我找到了一种更简单的方法来使用 ast 和 astunparse 模块(可从 pip 获得)。它将代码文本转换为语法树,然后 astunparse 模块再次打印出不带注释的代码。我不得不通过简单的匹配来删除文档字符串,但它似乎有效。我一直在查看输出,到目前为止,此方法的唯一缺点是它会从代码中删除所有换行符。

import ast, astunparse

with open('my_module.py') as f:
    lines = astunparse.unparse(ast.parse(f.read())).split('\n')
    for line in lines:
        if line.lstrip()[:1] not in ("'", '"'):
            print(line)

1
投票

尝试测试以 NEWLINE 结尾的每个标记块。然后正确的文档字符串模式(包括它作为注释的情况,但没有分配给

__doc__
)我相信是(假设匹配是从换行符之后的文件开头执行的):

( DEDENT+ | INDENT? ) STRING+ COMMENT? NEWLINE

这应该处理所有棘手的情况:字符串连接、行延续、模块/类/函数文档字符串、字符串后同一行中的注释。请注意,NL 和 NEWLINE 标记之间存在差异,因此我们无需担心表达式内的行的单个字符串。


0
投票

我刚刚使用了 Dan McDougall 给出的代码,发现了两个问题。

  1. 有太多空的新行,所以我决定每次有两个连续的新行时删除行
  2. 处理Python代码时,所有空格都丢失了(缩进除外),因此“import Anything”之类的东西变成了“importAnything”,这导致了问题。我在需要完成的保留 Python 单词前后添加了空格。我希望我没有犯任何错误。

我想我已经通过添加(返回之前)几行来解决这两个问题:

# Removing unneeded newlines from string
buffered_content = cStringIO.StringIO(content) # Takes the string generated by Dan McDougall's code as input
content_without_newlines = ""
previous_token_type = tokenize.NEWLINE
for tokens in tokenize.generate_tokens(buffered_content.readline):
    token_type = tokens[0]
    token_string = tokens[1]
    if previous_token_type == tokenize.NL and token_type == tokenize.NL:
        pass
    else:
        # add necessary spaces
        prev_space = ''
        next_space = ''
        if token_string in ['and', 'as', 'or', 'in', 'is']:
            prev_space = ' '
        if token_string in ['and', 'del', 'from', 'not', 'while', 'as', 'elif', 'global', 'or', 'with', 'assert', 'if', 'yield', 'except', 'import', 'print', 'class', 'exec', 'in', 'raise', 'is', 'return', 'def', 'for', 'lambda']:
            next_space = ' '
        content_without_newlines += prev_space + token_string + next_space # This will be our new output!
    previous_token_type = token_type

0
投票

我试图创建一个程序来计算 python 文件中的所有行,忽略空白行、带有注释和文档字符串的行。这是我的解决方案:

with open(file_path, 'r', encoding='utf-8') as pyt_file:
  count = 0
  docstring = False

  for i_line in pyt_file.readlines():

    cur_line = i_line.rstrip().replace(' ', '')

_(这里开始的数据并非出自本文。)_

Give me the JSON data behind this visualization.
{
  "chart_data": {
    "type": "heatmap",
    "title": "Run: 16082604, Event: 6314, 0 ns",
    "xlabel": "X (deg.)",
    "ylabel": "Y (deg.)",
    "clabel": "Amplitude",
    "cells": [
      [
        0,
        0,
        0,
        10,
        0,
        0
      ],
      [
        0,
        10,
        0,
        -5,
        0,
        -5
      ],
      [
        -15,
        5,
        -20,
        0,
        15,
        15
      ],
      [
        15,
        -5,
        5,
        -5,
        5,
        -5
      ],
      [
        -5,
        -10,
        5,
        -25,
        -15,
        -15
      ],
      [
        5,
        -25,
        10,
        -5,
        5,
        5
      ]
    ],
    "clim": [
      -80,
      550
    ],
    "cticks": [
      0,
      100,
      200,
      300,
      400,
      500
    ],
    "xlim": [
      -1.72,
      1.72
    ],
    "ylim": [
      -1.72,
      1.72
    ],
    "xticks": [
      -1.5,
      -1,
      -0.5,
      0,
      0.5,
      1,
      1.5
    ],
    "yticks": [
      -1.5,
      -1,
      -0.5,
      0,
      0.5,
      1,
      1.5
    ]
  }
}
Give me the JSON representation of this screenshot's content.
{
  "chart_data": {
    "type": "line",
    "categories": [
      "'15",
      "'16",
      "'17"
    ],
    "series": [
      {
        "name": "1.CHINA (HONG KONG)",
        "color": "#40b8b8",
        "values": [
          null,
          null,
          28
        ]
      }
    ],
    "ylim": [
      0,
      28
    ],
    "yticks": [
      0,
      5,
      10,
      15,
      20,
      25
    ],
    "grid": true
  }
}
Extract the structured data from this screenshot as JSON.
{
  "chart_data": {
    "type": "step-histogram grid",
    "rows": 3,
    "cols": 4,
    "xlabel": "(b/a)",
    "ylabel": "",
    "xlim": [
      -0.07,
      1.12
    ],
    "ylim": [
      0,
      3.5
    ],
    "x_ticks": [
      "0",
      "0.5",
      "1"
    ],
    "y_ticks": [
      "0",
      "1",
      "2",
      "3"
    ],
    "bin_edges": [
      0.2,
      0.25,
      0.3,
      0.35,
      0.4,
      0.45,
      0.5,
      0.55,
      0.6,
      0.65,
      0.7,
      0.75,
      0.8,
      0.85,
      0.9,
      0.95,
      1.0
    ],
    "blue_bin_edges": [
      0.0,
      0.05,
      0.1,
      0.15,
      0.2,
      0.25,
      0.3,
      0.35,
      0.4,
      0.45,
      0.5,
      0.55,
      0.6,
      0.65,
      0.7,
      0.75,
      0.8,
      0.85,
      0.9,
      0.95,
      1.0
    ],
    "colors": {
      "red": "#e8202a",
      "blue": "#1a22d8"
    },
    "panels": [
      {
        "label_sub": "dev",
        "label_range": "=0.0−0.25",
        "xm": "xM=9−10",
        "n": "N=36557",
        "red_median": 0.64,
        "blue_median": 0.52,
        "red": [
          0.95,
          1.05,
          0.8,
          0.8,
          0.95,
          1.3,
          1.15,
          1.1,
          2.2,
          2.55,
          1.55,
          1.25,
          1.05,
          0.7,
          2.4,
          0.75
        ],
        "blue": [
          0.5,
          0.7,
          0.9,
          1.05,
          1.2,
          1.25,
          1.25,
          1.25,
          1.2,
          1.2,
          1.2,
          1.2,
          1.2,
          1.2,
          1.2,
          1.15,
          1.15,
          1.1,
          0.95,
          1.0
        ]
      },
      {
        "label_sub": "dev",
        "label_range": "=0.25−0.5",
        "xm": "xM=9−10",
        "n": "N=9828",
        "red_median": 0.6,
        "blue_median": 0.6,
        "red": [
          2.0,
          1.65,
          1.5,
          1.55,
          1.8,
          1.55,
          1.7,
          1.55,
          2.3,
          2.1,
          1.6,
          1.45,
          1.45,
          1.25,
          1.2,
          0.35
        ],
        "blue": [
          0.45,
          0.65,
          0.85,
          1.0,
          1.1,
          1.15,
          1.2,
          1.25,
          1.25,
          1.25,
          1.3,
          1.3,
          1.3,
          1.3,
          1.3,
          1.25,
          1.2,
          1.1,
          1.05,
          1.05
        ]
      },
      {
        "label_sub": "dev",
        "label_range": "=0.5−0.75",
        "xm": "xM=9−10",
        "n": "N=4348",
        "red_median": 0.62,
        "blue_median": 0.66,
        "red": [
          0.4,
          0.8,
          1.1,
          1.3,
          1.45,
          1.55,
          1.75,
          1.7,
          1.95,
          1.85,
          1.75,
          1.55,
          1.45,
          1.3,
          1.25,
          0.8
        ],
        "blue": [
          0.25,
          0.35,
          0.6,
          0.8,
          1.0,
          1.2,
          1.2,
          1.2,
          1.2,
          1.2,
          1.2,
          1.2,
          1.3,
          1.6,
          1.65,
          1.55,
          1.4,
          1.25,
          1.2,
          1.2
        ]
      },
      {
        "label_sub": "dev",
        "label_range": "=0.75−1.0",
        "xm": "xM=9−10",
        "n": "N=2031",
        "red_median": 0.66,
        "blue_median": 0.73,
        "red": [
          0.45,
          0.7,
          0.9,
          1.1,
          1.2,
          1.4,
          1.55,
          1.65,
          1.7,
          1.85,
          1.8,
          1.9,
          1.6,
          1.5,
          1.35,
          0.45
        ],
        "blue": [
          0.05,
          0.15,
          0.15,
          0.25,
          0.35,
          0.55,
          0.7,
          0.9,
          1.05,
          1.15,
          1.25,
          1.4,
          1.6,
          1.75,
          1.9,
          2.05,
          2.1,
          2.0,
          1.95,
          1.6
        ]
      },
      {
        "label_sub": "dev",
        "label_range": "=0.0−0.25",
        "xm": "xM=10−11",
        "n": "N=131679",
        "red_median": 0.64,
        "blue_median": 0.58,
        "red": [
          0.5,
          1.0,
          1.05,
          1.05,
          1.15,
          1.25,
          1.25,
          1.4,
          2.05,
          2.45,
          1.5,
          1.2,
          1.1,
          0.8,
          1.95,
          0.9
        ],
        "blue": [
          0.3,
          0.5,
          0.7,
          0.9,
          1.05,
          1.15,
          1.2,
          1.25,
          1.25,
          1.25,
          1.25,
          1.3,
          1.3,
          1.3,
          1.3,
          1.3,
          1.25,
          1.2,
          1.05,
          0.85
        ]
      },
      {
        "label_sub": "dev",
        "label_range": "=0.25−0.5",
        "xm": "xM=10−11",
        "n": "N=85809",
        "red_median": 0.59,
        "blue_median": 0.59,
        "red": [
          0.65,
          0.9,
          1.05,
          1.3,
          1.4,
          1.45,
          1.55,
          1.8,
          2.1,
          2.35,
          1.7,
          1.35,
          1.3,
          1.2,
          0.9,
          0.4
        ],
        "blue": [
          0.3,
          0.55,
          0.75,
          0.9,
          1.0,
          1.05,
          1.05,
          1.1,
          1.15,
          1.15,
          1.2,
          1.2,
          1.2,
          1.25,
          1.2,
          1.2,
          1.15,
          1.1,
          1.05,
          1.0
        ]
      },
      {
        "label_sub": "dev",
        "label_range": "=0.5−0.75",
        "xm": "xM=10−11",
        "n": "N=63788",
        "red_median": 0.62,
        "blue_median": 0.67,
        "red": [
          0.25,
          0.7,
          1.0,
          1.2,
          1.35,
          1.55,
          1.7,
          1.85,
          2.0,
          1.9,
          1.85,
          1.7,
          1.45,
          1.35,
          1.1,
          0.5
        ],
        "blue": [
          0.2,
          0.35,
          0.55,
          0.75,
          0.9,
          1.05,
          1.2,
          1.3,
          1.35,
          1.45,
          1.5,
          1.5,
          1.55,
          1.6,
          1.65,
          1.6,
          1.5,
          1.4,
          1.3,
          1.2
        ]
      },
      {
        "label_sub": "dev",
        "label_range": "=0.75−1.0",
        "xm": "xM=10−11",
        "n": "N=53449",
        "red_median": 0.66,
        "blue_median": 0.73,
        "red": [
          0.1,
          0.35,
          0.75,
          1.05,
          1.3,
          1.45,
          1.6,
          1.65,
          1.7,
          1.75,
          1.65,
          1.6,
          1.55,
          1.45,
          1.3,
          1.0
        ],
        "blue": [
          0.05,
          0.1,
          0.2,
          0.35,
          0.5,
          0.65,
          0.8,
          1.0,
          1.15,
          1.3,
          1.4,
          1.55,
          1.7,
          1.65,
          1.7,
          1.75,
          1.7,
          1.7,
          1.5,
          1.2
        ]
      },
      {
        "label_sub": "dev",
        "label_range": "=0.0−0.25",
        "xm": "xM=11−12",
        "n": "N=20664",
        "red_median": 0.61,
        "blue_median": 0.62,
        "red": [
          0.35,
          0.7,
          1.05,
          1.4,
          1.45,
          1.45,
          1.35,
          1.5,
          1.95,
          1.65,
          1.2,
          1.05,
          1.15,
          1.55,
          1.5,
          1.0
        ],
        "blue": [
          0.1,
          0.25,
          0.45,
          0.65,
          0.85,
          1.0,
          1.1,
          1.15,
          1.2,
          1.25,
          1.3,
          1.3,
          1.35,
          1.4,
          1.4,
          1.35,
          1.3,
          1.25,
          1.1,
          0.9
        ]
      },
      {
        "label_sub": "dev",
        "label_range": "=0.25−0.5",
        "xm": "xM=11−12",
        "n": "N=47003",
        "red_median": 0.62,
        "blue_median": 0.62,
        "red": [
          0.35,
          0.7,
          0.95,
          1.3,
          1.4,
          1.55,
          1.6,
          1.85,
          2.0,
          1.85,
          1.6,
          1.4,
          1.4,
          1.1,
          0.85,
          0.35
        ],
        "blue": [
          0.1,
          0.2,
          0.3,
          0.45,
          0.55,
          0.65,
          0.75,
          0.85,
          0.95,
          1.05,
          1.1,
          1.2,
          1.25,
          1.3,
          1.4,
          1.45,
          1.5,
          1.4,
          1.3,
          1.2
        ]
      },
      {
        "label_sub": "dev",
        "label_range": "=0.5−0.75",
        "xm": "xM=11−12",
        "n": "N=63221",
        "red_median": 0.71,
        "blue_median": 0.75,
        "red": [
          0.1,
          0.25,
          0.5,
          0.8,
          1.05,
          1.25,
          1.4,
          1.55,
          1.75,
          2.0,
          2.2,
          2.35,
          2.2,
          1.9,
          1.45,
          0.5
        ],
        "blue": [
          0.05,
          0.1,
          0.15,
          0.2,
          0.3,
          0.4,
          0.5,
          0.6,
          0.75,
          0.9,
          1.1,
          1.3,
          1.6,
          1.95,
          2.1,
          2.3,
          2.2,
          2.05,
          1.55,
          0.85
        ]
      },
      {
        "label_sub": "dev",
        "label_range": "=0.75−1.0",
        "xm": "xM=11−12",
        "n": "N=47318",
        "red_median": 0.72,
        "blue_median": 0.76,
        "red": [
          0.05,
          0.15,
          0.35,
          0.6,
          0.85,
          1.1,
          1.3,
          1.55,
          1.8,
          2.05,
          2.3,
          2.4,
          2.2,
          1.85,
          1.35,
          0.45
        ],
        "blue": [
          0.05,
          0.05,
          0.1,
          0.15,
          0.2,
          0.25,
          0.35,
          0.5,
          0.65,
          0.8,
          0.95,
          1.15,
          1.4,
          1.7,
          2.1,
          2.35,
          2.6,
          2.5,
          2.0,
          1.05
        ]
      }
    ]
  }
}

    if cur_line.startswith('"""') and not docstring:
      marks_counter = Counter(cur_line)
      if marks_counter['"'] == 6:
        count -= 1
      else:
        docstring = True

    elif cur_line.startswith('"""') and docstring:
      count -= 1
      docstring = False

    if len(cur_line) > 0 and not cur_line.startswith('#') and not docstring:
      count += 1

我的问题是检测文档字符串(包括单行和多行),所以我想如果你想删除它们,你可以尝试使用相同的标志解决方案。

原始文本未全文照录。